This January, teaching at MIT, I think I had an important realization about social entrepreneurship. In simple terms I think of social entrepreneurship as entrepreneurship directed at solving a social problem. (The sophisticated, academic definition I like is here.) "Social" is just a comment on the type of problem one selects to solve. Nothing more.
So, if social entrepreneurship is just entrepreneurship then why cannot we just use Osterwalder or Bill Aulet or BCG or my own concept of business model to think through scaling a social entrepreneurship venture. (That was the realization.) So, why do we need a special business model for social entrepreneurship. There are three reasons:
- The market conditions in much of the developing world are so tough that almost everybody needs partners to handle distribution, sales and marketing.
- To get the proper resources, one frequently has to find private sector partners where there is a match between market forces and social objectives
- If you can satisfy 1. by 2. then you can avoid the shortfall likely in qualified staff to pursue the social objective; if not revisit 1 and 2.

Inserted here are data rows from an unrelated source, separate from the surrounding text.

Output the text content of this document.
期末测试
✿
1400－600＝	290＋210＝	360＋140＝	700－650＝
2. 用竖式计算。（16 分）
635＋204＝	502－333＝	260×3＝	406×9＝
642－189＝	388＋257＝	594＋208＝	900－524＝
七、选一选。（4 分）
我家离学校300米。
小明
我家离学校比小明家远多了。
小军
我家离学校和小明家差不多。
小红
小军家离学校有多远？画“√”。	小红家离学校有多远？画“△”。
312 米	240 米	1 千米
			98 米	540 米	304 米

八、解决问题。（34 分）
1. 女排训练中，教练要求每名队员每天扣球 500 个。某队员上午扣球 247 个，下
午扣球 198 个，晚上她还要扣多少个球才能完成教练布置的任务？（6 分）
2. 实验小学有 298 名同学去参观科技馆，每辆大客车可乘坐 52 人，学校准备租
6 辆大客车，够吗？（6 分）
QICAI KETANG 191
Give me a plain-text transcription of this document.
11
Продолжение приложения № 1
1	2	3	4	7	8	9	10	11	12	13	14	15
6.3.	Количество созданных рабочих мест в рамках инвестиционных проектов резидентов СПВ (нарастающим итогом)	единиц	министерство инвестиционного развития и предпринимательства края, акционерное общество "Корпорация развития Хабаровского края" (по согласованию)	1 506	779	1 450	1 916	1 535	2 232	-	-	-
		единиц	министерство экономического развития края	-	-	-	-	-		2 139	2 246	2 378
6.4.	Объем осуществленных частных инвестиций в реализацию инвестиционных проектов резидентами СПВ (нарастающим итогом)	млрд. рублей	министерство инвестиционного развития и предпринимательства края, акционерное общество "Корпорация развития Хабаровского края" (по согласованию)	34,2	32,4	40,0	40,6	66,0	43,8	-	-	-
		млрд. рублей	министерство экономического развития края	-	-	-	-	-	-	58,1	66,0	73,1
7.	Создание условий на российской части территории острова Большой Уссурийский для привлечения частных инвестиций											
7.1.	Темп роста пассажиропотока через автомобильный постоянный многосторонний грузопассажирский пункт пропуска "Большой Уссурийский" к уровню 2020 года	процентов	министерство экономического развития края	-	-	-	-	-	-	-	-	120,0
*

When one starts a new company in the U.S. one chooses the distribution channel(s), but one hardly worries about how to get product to Des Moines. In Honduras, for example, the complexity of distribution to remote cities can not be described. The best hope is to find an existing distributor knowledgeable in your product category who has the capital to finance more inventory of your product. Should one fail to secure this distributor (lack of matching between market forces and social objective), the alternative may be a donkey train at best. Repeat story for sales channels, marketing, customer education, after sales service.....
In conclusion, the difference between business models for entrepreneurship and social entrepreneurship is that one needs to find the partners and construct the matching between market forces and social objective in social entrepreneurship. In entrepreneurship, particularly in advanced countries, it is more a matching of market forces at all times and markets are efficient about allocating the necessary resources
Link to MIT IAP Course: Scaling Social Entrepreneurship
Note (1): In determining 1 and 2, please pay attention that the business model can be replicated from country to country to continent.
Note (2): Some would argue that "becoming a movement" is a requirement of a scaleable business model in social entrepreneurship. I would agree it makes it much easier, but one needs a very special set of circumstances to pull it off.